Aims: We have developed a novel targeted radiotherapy/gene therapy strategy for treatment of malignant disease utilising introduction of the Noradrenaline transporter gene (NAT) into malignant cells. We introduced NAT into non-NAT expressing UVW glioma cells and endowed the cells with the ability to achieved high levels of [131I]MIBG and [211At]MABG uptake and dose-dependent cell kill. A requirement for cancer gene therapy, is tumour specific expression of therapeutic transgenes. We investigated potentially tumour specific promoters, (the human telomerase promoters hTERC and hTERT), for their capacity to express NAT in UVW glioma cells at levels sufficient for therapeutic effect following radionuclide administration. Methods: UVW cells were stably transfected with the NAT gene under the control of the RSV, hTERT or hTERC promoter elements. Gene expression levels were determined by MIBG uptake. Cytotoxicity was assessed in multicellular tumour spheroids via clonogenic survival and regrowth delay after administration of [211At]-astatinated benzylguanidine ([211At]MABG) and [131I]MIBG. Results and Conclusions: UVW cells transfected with RSV/NAT, hTERC/NAT and hTERT/NAT were endowed with the capacity for active uptake of [131I]MIBG and [211At]MABG. NAT gene expression via the hTERC and hTERT promoters resulted in uptake levels 70% and 60% of that achieved by the RSV promoter control.

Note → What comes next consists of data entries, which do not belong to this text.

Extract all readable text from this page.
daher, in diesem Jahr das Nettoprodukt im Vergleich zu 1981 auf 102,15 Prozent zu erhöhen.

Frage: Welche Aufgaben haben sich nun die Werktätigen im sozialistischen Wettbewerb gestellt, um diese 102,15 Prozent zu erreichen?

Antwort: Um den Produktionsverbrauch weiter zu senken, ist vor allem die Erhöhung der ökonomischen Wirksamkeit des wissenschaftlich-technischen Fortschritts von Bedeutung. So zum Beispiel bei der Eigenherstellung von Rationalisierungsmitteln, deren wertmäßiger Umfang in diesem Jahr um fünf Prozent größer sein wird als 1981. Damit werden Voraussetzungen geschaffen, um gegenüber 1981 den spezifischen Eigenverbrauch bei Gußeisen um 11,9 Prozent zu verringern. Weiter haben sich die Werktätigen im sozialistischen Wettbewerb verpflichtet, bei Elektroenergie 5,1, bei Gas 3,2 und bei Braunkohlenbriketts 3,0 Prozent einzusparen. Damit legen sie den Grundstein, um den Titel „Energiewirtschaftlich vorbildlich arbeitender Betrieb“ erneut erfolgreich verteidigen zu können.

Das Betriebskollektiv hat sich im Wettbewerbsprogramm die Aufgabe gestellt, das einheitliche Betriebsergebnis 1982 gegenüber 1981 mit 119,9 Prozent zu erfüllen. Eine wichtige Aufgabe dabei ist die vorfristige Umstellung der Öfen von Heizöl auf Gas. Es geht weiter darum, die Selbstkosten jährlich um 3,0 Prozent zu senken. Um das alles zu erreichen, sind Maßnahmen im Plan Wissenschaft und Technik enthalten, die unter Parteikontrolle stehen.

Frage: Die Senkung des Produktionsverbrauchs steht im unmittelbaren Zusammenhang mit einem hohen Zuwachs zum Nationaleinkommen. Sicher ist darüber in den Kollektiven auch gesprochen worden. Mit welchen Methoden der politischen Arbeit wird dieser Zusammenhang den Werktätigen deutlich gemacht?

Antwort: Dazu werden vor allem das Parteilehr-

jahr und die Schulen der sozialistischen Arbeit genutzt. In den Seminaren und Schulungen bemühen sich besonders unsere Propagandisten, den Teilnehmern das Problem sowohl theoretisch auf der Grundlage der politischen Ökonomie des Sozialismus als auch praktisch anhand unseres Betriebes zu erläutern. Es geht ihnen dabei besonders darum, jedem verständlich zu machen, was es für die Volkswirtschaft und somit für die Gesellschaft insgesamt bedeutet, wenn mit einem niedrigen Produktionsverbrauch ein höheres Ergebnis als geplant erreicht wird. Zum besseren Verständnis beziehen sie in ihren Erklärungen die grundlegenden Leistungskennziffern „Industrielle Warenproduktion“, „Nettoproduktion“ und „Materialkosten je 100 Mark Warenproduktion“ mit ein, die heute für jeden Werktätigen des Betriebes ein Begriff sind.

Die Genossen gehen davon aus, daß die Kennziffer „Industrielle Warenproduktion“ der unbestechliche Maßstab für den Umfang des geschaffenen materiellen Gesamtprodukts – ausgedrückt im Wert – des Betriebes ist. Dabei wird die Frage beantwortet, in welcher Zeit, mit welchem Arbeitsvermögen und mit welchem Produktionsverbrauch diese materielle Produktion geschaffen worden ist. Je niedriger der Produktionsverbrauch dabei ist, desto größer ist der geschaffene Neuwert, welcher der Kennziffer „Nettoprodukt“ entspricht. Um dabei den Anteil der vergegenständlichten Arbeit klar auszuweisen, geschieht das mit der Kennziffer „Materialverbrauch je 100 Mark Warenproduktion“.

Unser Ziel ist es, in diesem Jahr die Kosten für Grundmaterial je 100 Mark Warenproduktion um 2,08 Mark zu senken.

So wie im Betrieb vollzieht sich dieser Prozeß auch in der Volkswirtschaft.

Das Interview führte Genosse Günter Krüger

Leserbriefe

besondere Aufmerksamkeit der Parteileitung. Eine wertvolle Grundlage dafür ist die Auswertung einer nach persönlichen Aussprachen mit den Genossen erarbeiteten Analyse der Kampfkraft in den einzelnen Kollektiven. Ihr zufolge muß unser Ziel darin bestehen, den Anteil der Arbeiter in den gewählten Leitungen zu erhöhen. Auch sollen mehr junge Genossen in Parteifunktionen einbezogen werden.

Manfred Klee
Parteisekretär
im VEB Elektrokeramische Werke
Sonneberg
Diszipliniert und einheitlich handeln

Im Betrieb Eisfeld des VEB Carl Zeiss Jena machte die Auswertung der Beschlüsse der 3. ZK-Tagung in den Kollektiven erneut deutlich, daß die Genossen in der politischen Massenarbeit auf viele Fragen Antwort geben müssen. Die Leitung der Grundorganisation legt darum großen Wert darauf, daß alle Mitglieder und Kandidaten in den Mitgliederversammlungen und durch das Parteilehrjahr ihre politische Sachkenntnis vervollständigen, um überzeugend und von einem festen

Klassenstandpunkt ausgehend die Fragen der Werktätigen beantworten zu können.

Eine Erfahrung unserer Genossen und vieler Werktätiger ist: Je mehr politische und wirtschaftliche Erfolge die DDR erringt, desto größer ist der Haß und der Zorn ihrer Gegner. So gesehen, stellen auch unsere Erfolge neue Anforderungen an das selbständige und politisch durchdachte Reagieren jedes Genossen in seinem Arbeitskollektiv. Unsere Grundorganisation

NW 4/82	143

We observed dose dependant cell kill of clonogens derived from [131I]MIBG-treated spheroids. Reduction in surviving fraction was related to promoter activity. Administration of [211At]MABG resulted in spheroid sterilisation at doses 1000 times lower than those required using [131I]MIBG. All NAT transfected cells, regardless of the promoter employed, were sterilised by the same dosage of [211At]MABG. These results indicate that the human telomerase promoters are excellent candidates for tumour-specific transgene expression and that NAT gene transfer in combination [211At]MABG treatment is a potent anticancer strategy.